The Origin of Novel and its Kinds - II

Novels may have any kind of plot form—tragic, comic, satiric, or romantic. But broadly they are of two kinds: the realistic novel and the romance.

The realistic novel is a fictional attempt to give the effect of realism, by representing complex characters with mixed motives . These characters are rooted in a social class and operate in a developed social structure. They interact with many other characters, and undergo plausible, everyday modes of experience. Defoe, Fielding, Jane Austen, George Eliot, Anthony Trollope, William Dean Howells, and Henry James belong to this group. A realistic novel focuses on the customs, conversation, and ways of thinking and valuing of a particular social class and it is often called a novel of manners. Jane Austen, Edith Wharton, and John P. Marquand produced this kind of novel.

The prose romance, on the other hand, has as precursors the chivalric romance of the Middle Ages and the Gothic novel of the later eighteenth century. It usually deploys characters who are sharply discriminated as heroes or villains, masters or victims.  Its protagonist is often solitary, and relatively isolated from a social context. It tends to be set in the historical past, and the atmosphere is such as to suspend the reader's expectations based on everyday experience. The plot of the prose romance emphasizes adventure, and is frequently cast in the form of the quest for an ideal, or the pursuit of an enemy. Walter Scott's Rob Roy (1817), Alexandre Dumas' The Three Musketeers (1844-45), Emily Bronte's Wuthering Heights (1847), and an important line of American narratives which extends from Edgar Allan Poe, James Fenimore Cooper, Nathaniel Hawthorne, and Herman Melville to recent writings of William Faulkner and Saul Bellow. Martin Green, in Dreams of Adventure, Deeds of Empire (1979) are some examples.

The social novel emphasizes the influence of the social and economic conditions of an era on shaping characters and determining events; often it also embodies an implicit or explicit thesis recommending political and social reform. Examples of social novels are Harriet Beecher Stowe's Uncle Tom’s Cabin (1852), Upton Sinclair's The Jungle (1906), John Steinbeck's The Grapes of Wrath (1939), Nadine Gordimer's Burger’s Daughter (1979). Some realistic novels make use of events and personages from the historical past to add interest and picturesqueness to the narrative.

The historical novel, however, began in the nineteenth century with Sir Walter Scott. The historical novel not only takes its setting and some characters and events from history, but makes the historical events and issues crucial for the central characters and narrative. Some of the greatest historical novels also use the protagonists and actions to reveal what the author regards as the deep forces that impel the historical process. Examples of historical novels are Scott's Ivanhoe (1819), set in the period of Norman domination of the Saxons at the time of Richard I; Dickens' A Tale of Two Cities (1859), in Paris and London during the French Revolution; George Eliot's Romola (1863), in Florence during the Renaissance; Tolstoy's War and Peace (1869), during Napoleon's invasion of Russia; and Margaret Mitchell's Gone with the Wind (1936), in Georgia during the Civil War and Reconstruction.

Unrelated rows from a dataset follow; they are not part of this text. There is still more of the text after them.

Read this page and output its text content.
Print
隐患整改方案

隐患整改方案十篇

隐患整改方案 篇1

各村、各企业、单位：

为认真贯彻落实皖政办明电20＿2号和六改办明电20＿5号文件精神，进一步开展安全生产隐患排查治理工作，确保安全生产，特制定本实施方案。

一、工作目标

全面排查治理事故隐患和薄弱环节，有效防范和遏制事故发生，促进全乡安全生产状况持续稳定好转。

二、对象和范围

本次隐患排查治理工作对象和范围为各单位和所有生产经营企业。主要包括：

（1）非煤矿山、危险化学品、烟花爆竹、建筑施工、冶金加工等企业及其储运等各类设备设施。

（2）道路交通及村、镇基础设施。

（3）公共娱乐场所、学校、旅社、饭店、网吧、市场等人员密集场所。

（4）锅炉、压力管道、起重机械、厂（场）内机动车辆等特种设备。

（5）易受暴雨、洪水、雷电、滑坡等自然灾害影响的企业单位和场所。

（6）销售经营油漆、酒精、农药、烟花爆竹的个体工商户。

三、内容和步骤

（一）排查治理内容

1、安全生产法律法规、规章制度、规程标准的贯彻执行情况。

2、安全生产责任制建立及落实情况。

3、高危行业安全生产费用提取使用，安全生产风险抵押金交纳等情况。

One twentieth-century variant of the historical novel is known as documentary fiction, which incorporates not only historical characters and events, but also reports of everyday events in contemporary newspapers: John Dos Passos, USA (1938); E. L. Doctorow, Ragtime (1975) and Billy Bathgate (1989).

The regional novel emphasizes the setting, speech, and social structure and customs of a particular locality, not merely as local color, but as important conditions affecting the temperament of the characters and their ways of thinking, feeling, and interacting. Instances of such localities are "Wessex" in Thomas Hardy's novels, and "Yoknapatawpha County," Mississippi, in Faulkner's. Stella Gibbons wrote a witty parody of the regional novel in Cold Comfort Farm (1936).
Beginning with the second half of the nineteenth century, the novel displaced all other literary forms in popularity. The novelistic art has received the devoted attention of some of the greatest masters of modern literature— Flaubert, Henry James, Proust, Mann, Joyce, and Virginia Woolf. The post modern novel experimented with ideas like involuted novel, anti-novel and magic realism.